数组函数的时间复杂度

Question

I wrote a function to find the position where the target value should be inserted in the given array. We assume the array has distinct values and is sorted in ascending order. My solution must be in O(log N) time complexity

public static int FindPosition(int[] A, int target) {


    int a = A.length / 2;
    System.out.println(a);
    int count = a;
    for (int i = a; i < A.length && A[i] < target; i++) {
        count++;
    }
    for (int i = a; i > A.length && A[i] > target; i--) {
        count++;
    }
    return count;
}

Does this code have complexity of O(log N)?

Answer 1

Short answer

No.

Longer answer

With increments of 1 in your indices, you cannot expect to have a better solution than O(n) .

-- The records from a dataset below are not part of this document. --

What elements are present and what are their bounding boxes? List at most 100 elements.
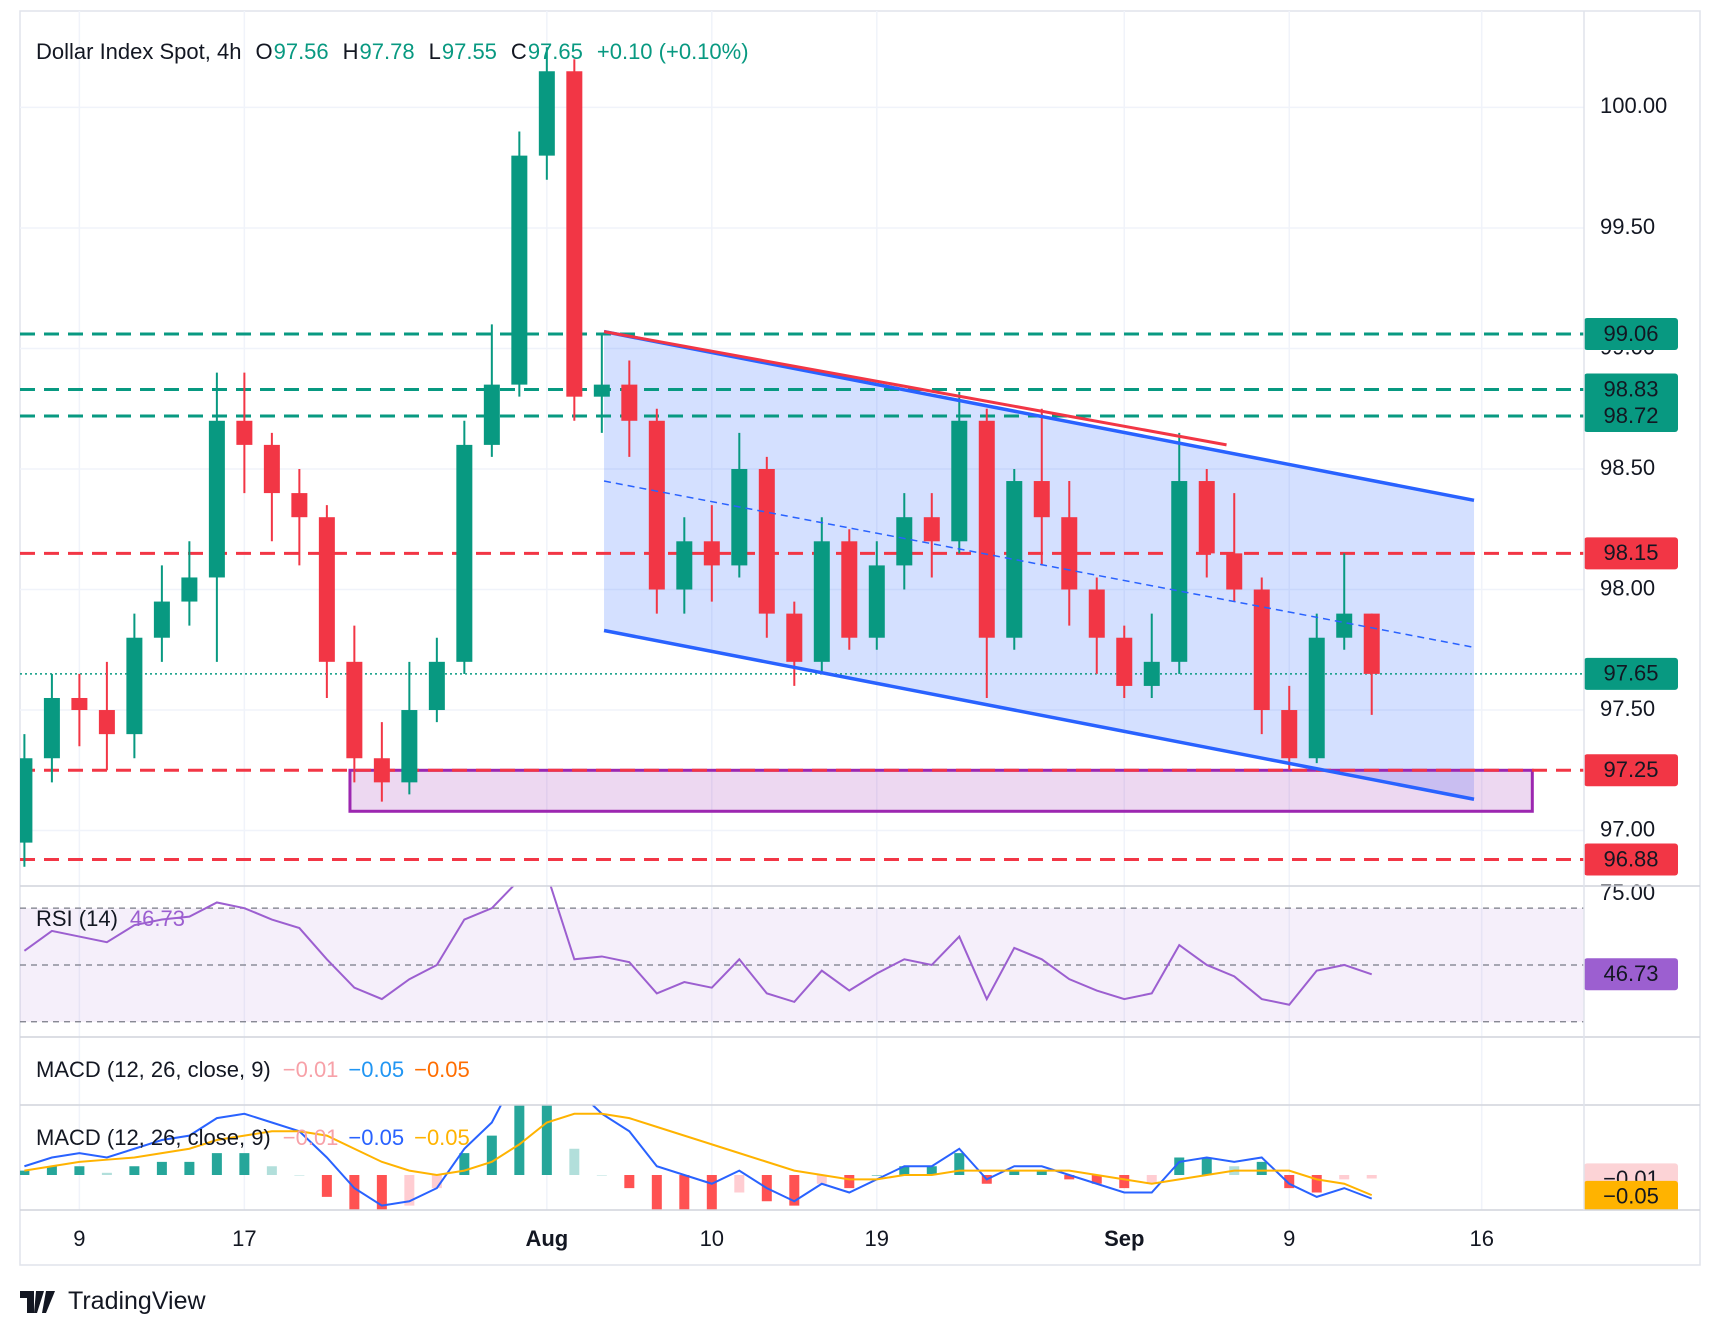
candle-body (20, 758, 33, 843)
rsi-title: RSI (14) (36, 906, 118, 931)
candle-body (1033, 481, 1050, 518)
macd-value: −0.05 (348, 1125, 405, 1150)
macd-hist-bar (1201, 1157, 1212, 1175)
candle-body (566, 71, 583, 397)
macd-hist-bar (349, 1175, 360, 1210)
macd-hist-bar (679, 1175, 690, 1210)
brand: TradingView (20, 1287, 206, 1316)
x-tick-label: 10 (700, 1226, 724, 1251)
price-badge-label: 96.88 (1603, 846, 1658, 871)
macd-hist-bar (899, 1166, 910, 1175)
candle-body (813, 541, 830, 662)
macd-hist-bar (816, 1175, 827, 1184)
macd-hist-bar (156, 1161, 167, 1175)
candle-body (538, 71, 555, 156)
macd-hist-bar (184, 1161, 195, 1175)
ohlc-value: 97.55 (441, 39, 497, 64)
price-badge (1584, 399, 1678, 432)
candle-body (1363, 613, 1380, 674)
candle-body (1061, 517, 1078, 590)
macd-value: −0.05 (414, 1125, 470, 1150)
macd-legend: MACD (12, 26, close, 9) −0.01 −0.05 −0.05 (36, 1057, 480, 1083)
trendline (603, 330, 1227, 447)
macd-hist-bar (211, 1153, 222, 1175)
x-tick-label: Sep (1104, 1226, 1144, 1251)
macd-hist-bar (1064, 1175, 1075, 1180)
candle-body (346, 661, 363, 759)
price-badge (1584, 318, 1678, 351)
y-tick-label: 100.00 (1600, 93, 1667, 118)
candle-body (593, 384, 610, 397)
candle-body (676, 541, 693, 590)
candle-body (731, 468, 748, 566)
macd-badge (1584, 1180, 1678, 1210)
macd-legend: MACD (12, 26, close, 9) −0.01 −0.05 −0.05 (36, 1125, 480, 1151)
rsi-value: 46.73 (129, 906, 185, 931)
candle-body (841, 541, 858, 638)
macd-hist-bar (321, 1175, 332, 1197)
price-badge-label: 98.83 (1603, 376, 1658, 401)
price-pane (20, 47, 1584, 867)
macd-hist-bar (1174, 1157, 1185, 1175)
candle-body (456, 444, 473, 662)
macd-value: −0.01 (282, 1125, 339, 1150)
macd-hist-bar (46, 1166, 57, 1175)
channel-lower (603, 628, 1475, 801)
ohlc-key: O (255, 39, 273, 64)
macd-hist-bar (1311, 1175, 1322, 1193)
macd-hist-bar (1146, 1175, 1157, 1184)
macd-hist-bar (569, 1148, 580, 1175)
candle-body (318, 517, 335, 662)
candle-body (1171, 481, 1188, 662)
candle-body (483, 384, 500, 445)
macd-badge-label: −0.05 (1603, 1184, 1659, 1209)
ohlc-key: L (428, 39, 441, 64)
signal-line (24, 1112, 1373, 1197)
macd-hist-bar (1036, 1170, 1047, 1175)
price-badge-label: 97.65 (1603, 661, 1658, 686)
candle-body (786, 613, 803, 662)
price-badge-label: 97.25 (1603, 757, 1658, 782)
macd-hist-bar (294, 1175, 305, 1176)
candle-body (126, 637, 143, 735)
macd-hist-bar (459, 1153, 470, 1175)
price-badge-label: 98.72 (1603, 403, 1658, 428)
y-tick-label: 75.00 (1600, 880, 1655, 905)
candle-body (43, 697, 60, 759)
y-tick-label: 99.50 (1600, 214, 1655, 239)
macd-hist-bar (706, 1175, 717, 1210)
candle-body (923, 517, 940, 542)
macd-value: −0.05 (348, 1057, 405, 1082)
rsi-line (23, 886, 1373, 1006)
macd-hist-bar (1284, 1175, 1295, 1189)
candle-body (181, 577, 198, 602)
price-badge (1584, 537, 1678, 570)
ohlc-key: C (510, 39, 527, 64)
macd-hist-bar (101, 1172, 112, 1175)
macd-hist-bar (1256, 1161, 1267, 1175)
x-tick-label: Aug (525, 1226, 568, 1251)
y-tick-label: 97.00 (1600, 816, 1655, 841)
candle-body (1116, 637, 1133, 686)
candle-body (758, 468, 775, 614)
change: +0.10 (+0.10%) (596, 39, 749, 64)
frame (19, 10, 1701, 1266)
macd-hist-bar (734, 1175, 745, 1193)
macd-hist-bar (20, 1170, 30, 1175)
rsi-badge (1584, 958, 1678, 991)
macd-hist-bar (404, 1175, 415, 1206)
macd-hist-bar (871, 1175, 882, 1176)
candle-body (291, 493, 308, 518)
candle-body (71, 697, 88, 711)
ohlc-value: 97.65 (527, 39, 583, 64)
price-badge-label: 98.15 (1603, 540, 1658, 565)
macd-hist-bar (1366, 1175, 1377, 1179)
candle-body (208, 420, 225, 578)
candle-body (1226, 553, 1243, 590)
x-tick-label: 9 (1283, 1226, 1295, 1251)
macd-value: −0.01 (282, 1057, 339, 1082)
y-tick-label: 98.50 (1600, 455, 1655, 480)
time-axis: 9 17 Aug 10 19 Sep 9 16 (73, 1226, 1494, 1251)
rsi-badge-label: 46.73 (1603, 961, 1658, 986)
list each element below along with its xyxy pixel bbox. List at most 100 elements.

If your algorithm works at all (I don't think it does), it looks like it would need O(n) steps.

Also, you say you assume that the array is sorted, but you sort it anyway. So your code is O(n*log(n)) .

What's more, trying to sort an already sorted array is the worst case for some sorting algorithms : it might even be O(n**2) .

You're looking for a binary search .

Answer 2

No it isn't nlogn

public static int FindPosition(int[] A, int target){
/*
Time taken to sort these elements would depend on how
sort function is implemented in java.  Arrays.sort has average 
time complexity of Ω(n log n), and worst case of O(n^2)
*/
Arrays.sort(A);


/*Time taken to run this loop = O(length of A) or O(N) 
where N = arraylength
*/

for(int i=a;i<A.length&&A[i]<target;i++){
    count++;
}
/*Time taken to run this loop = O(length of A) or O(N) 
where N = arraylength
*/
for(int i=a;i>A.length&&A[i]>target;i--){
    count++;
}
return count;
}

Now time complexity would be represented by the longest of above three, since assignments and all are done in constant time.

Thus making your complexity O(n^2) in worst case.